Dr. Duffey notes that the Crystalens has shown continued growth, with 12 percent of surgeons saying it's their preferred surgery for presbyopia, which is up from 9 percent last year. The most popular option for presbyopes is still monovision, at 49 percent. ReSTOR's popularity has stayed about the same, at 14 percent, while ReZoom's popularity has decreased from 10 percent in last year's survey down to 5 percent this year.

   • Surgical volumes. Dr. Duffey reports that refractive surgery volumes are down by at least 25 percent on this year's survey. "I think that's a function of the consumer confidence index and the economy," he says. "The irony is, the technology's as good as it's ever been, satisfaction rates are as high as ever and more surgeons are having it done to their own eyes as a reflection of the quality of the technology. The good part is, when the economy rebounds, which it will eventually, there will be a pent-up demand since there will be a lot of people who sat on the sidelines during this period. So, once the economy's repaired, I think it will take off again."

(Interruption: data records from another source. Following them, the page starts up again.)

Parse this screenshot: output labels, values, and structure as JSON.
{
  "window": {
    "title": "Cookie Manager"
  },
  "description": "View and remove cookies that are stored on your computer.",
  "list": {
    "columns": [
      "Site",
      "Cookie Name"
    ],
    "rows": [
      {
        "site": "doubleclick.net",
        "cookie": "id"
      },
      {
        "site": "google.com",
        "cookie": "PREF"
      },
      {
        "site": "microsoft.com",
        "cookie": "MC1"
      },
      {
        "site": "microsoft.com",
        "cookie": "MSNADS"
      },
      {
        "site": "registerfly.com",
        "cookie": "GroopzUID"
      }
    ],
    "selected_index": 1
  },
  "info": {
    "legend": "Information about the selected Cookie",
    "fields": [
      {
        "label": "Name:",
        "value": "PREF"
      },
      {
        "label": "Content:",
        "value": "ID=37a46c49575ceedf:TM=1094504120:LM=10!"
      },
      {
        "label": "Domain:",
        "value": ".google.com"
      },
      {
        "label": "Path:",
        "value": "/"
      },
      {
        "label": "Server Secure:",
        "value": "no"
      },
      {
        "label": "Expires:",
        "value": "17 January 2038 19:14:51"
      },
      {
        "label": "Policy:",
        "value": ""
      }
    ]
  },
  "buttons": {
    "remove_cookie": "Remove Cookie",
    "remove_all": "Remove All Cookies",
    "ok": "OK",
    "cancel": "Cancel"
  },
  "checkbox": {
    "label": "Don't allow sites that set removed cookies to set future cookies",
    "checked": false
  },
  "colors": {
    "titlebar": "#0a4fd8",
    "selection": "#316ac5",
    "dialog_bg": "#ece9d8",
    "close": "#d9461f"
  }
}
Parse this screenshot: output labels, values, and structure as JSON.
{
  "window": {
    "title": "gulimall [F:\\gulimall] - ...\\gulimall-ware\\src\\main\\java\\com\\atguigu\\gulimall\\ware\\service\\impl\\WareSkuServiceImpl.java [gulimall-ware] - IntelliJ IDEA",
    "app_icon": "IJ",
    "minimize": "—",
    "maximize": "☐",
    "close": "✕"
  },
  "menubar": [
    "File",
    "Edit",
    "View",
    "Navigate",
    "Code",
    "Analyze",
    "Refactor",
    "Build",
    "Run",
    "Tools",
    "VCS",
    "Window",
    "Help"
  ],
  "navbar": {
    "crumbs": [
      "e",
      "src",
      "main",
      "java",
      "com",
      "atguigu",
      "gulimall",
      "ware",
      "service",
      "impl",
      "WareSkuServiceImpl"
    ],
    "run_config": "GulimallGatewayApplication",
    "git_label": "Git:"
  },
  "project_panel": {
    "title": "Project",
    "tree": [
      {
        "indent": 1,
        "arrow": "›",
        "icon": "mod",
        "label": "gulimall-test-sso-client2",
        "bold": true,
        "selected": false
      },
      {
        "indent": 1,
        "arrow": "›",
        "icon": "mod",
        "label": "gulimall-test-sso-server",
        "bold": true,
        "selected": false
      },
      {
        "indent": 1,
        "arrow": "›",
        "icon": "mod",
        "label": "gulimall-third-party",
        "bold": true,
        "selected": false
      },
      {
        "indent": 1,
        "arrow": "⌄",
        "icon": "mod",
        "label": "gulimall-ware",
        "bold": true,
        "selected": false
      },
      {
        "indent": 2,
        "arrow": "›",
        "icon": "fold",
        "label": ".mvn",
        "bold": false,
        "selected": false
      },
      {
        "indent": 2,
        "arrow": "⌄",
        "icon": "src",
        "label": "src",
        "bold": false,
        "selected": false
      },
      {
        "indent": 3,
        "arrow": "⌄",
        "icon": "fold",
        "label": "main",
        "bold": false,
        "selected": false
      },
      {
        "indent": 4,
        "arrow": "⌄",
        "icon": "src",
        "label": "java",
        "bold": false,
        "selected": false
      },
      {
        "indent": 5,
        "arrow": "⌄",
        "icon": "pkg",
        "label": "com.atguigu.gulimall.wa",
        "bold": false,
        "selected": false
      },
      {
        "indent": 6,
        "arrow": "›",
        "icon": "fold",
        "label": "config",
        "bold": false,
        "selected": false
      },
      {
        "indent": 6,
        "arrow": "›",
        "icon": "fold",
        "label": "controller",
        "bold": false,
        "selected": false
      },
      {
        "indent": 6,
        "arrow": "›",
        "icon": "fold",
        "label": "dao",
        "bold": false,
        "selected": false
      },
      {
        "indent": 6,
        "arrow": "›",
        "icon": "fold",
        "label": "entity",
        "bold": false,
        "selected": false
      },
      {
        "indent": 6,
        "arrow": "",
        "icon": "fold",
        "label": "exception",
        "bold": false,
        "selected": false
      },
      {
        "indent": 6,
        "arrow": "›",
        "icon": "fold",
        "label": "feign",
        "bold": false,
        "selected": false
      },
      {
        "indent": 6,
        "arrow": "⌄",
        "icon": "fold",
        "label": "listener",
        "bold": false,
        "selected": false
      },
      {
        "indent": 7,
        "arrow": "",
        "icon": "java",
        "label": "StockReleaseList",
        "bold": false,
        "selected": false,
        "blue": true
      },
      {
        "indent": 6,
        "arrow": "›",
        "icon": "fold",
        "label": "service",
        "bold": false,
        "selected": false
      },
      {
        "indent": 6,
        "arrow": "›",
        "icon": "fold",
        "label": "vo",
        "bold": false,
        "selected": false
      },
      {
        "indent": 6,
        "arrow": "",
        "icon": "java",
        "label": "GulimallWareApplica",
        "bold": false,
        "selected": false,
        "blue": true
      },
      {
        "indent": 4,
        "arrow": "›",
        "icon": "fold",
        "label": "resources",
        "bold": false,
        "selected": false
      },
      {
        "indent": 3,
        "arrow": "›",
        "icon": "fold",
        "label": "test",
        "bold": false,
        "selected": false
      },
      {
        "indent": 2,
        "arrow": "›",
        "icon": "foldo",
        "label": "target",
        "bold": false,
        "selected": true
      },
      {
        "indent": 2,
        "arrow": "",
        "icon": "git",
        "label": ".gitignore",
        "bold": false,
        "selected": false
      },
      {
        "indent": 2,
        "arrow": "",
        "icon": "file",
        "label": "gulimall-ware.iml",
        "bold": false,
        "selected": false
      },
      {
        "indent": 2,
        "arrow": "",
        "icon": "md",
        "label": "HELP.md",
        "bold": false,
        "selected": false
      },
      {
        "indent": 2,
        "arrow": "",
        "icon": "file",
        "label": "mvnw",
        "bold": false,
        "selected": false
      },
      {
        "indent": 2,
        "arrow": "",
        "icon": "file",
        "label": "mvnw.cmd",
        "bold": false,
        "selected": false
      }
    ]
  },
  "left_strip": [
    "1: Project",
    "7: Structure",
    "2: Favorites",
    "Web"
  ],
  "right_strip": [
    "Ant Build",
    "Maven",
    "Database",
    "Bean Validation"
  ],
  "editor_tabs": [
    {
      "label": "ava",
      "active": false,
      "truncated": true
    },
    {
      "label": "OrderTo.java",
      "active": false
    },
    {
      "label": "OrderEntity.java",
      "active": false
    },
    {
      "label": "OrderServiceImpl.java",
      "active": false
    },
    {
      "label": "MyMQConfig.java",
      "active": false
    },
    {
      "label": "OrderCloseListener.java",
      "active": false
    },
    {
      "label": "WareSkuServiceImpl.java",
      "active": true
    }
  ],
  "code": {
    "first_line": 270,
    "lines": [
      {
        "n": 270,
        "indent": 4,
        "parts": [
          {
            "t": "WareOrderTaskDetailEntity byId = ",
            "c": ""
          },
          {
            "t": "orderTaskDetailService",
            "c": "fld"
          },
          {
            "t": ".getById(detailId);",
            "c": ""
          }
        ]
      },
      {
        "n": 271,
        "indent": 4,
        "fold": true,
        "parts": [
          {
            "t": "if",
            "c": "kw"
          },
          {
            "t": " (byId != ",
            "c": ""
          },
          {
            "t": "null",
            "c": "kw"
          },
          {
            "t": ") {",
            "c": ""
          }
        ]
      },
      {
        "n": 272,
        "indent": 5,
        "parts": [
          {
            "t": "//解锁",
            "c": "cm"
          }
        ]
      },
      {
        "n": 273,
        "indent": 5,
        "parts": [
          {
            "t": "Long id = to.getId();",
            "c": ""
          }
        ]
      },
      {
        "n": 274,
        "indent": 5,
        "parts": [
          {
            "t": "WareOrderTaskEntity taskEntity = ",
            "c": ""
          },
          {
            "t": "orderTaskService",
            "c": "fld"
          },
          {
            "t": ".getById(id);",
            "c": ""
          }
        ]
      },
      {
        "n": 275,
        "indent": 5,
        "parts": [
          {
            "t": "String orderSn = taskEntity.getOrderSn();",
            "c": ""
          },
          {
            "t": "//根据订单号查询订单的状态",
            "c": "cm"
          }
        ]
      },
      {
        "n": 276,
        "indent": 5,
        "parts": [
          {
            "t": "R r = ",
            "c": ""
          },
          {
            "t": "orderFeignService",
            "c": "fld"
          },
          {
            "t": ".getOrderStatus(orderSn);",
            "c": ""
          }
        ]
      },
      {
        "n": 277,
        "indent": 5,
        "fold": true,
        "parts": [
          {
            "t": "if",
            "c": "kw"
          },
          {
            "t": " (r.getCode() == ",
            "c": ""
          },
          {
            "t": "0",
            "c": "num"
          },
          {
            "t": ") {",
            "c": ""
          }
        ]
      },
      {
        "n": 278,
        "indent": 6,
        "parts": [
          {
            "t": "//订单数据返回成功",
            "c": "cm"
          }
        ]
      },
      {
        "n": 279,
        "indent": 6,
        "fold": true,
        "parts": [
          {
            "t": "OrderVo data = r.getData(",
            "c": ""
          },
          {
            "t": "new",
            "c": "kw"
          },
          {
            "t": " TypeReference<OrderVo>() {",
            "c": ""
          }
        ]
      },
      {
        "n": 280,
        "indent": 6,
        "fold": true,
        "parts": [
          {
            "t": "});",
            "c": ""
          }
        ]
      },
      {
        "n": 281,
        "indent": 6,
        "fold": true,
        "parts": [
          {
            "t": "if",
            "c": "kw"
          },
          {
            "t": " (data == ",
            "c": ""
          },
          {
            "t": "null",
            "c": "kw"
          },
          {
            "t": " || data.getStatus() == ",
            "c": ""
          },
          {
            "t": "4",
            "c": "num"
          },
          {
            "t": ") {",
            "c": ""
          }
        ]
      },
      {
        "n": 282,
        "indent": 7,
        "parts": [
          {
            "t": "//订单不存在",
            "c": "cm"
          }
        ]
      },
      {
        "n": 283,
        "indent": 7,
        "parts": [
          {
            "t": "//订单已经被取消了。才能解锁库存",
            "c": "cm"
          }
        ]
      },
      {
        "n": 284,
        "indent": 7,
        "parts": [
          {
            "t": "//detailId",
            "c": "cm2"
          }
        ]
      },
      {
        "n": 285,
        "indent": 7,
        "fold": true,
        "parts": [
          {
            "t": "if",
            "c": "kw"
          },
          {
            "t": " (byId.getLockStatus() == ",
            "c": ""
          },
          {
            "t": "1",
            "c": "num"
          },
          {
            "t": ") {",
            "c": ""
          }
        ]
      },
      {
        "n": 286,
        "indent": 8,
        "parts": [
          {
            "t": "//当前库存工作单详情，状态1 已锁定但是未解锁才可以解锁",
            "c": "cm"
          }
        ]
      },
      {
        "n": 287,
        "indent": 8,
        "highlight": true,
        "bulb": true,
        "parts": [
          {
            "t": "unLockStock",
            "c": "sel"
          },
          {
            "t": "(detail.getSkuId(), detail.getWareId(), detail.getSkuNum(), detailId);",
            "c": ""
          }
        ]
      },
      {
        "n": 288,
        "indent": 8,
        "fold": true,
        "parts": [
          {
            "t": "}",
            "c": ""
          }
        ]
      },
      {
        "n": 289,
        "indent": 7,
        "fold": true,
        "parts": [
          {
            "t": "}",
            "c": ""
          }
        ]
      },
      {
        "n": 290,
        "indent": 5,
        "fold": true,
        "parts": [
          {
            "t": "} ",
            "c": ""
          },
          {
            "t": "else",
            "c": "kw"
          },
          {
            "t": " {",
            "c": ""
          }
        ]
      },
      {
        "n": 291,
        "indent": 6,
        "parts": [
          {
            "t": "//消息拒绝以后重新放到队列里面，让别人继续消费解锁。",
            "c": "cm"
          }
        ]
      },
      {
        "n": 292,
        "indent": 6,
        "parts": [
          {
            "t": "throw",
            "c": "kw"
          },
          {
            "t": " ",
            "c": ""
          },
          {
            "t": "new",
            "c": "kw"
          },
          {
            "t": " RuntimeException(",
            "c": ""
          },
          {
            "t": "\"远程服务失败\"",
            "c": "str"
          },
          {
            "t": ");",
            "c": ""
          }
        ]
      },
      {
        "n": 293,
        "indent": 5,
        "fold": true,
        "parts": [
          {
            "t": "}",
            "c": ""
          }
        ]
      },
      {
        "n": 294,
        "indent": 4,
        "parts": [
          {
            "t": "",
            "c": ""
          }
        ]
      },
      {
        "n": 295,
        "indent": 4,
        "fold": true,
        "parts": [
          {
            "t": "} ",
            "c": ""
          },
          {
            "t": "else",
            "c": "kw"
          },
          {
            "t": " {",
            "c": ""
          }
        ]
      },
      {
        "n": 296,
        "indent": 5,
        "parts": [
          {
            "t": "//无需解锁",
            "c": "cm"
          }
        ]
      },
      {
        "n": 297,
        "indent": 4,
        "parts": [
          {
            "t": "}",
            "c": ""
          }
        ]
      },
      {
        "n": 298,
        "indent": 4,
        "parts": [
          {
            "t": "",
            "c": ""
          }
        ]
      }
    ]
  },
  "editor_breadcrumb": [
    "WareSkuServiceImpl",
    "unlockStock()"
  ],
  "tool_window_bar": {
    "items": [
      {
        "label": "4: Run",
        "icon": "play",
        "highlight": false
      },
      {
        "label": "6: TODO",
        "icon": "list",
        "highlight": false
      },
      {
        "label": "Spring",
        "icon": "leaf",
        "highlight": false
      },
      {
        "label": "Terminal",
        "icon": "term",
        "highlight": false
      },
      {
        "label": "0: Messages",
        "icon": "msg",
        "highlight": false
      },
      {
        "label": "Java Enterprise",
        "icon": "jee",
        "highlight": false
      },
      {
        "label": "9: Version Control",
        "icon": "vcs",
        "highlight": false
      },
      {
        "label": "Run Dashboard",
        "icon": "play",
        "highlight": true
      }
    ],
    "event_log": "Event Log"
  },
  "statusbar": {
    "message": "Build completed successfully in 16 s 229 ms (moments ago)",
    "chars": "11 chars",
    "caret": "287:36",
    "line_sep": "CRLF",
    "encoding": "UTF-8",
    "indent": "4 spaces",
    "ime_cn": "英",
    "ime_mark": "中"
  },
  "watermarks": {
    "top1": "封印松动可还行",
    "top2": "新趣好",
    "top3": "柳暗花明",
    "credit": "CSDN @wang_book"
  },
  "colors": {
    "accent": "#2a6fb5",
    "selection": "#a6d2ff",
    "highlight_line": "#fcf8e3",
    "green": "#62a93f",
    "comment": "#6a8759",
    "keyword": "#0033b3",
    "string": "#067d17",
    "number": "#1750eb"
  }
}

   • Procedures for certain patients. Despite the U.S. Food and Drug Administration approval for the correction of up to 6 D of hyperopia with the excimer laser, surgeons appear to be more comfortable with lens-based procedures on anyone over +3 D. "In 2002, it used to be that a third of us would use LASIK for the 45-year-old +5 hyperope," notes Dr. Duffey. "Now it's down to 13 percent on the survey. And, when we first did the survey in 1999, only 20 percent of us would do a refractive lens exchange in such a patient; now two-thirds of us would perform it." RLE is also trending in an upward direction for the +3-D hyperope, with 23 percent of surgeons preferring it for that patient vs. 18 percent last year. Two-thirds still would do LASIK in the low hyperope, though, which is comparable to last year's results. "In hyperopes it's clearly a different model," says Dr. Duffey. "And it will go to lens-based procedures much earlier [compared to the myope]."

   • Bilateral phakic intraocular lens implantation. The proportion of surgeons who say they'd implant phakic IOLs bilaterally at the same OR visit increased from 10 percent to 17 percent this year. "That's a pretty big jump," says Dr. Duffey. "We'll see if it's sustained next year." He speculates that this is probably done for patient convenience, although he added that this convenience for a bilateral intraocular procedure comes at a higher risk than similar bilateral extraocular procedures.

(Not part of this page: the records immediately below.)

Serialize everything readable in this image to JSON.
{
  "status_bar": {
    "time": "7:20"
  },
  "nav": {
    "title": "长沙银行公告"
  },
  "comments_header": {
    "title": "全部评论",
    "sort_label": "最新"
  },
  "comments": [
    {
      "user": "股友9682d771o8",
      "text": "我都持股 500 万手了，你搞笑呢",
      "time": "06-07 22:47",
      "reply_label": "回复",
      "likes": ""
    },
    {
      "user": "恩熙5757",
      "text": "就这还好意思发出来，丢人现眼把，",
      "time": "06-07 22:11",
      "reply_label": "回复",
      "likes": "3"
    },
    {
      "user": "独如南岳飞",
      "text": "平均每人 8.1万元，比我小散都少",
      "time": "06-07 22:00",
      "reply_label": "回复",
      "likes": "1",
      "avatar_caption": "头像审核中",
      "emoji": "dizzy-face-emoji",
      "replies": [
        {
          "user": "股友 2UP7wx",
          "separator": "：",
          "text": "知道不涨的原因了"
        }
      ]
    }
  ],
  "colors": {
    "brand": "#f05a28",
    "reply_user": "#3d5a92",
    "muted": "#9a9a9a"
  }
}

   • Flap thickness and residual stroma. Surgeons are reporting a preference for thinner flaps. Half of surgeons prefer flaps between 120 and 130 µm, and the percentage who prefer 100-µm flaps surged from 28 percent to 39 percent. Thicker flaps of 150 to 160 µm are only favored by 10 percent of respondents, and 180 µm or thicker flaps by only 1 percent of the physicians. "Because of the risk of ectasia, we're going to thinner flaps," says Dr. Duffey. "And the early worry that 100 µm was too thin has been proven to be incorrect over the years. If I had to predict where things would be in a few years, I think surgeons will be doing 100-µm, sub-Bowman's keratomileusis, or SBK. If you start getting down to even thinner, 80-µm flaps, you've got a 20- or 30-µm possible spread in the depth, so suddenly 80 µm depth might become 50 µm and then you've gone through Bowman's, which is a problem. I think 100 µm is where the comfort level is."

For the residual stromal bed, surgeons are becoming more conservative with each passing year. Even though the "gold standard" of a residual bed of 250 µm is still the choice of 52 percent of surgeons, 43 percent prefer 275-µm beds. The percentage of surgeons who prefer to leave

300 µm had the biggest change, going from just under 20 percent last year to 31 percent now.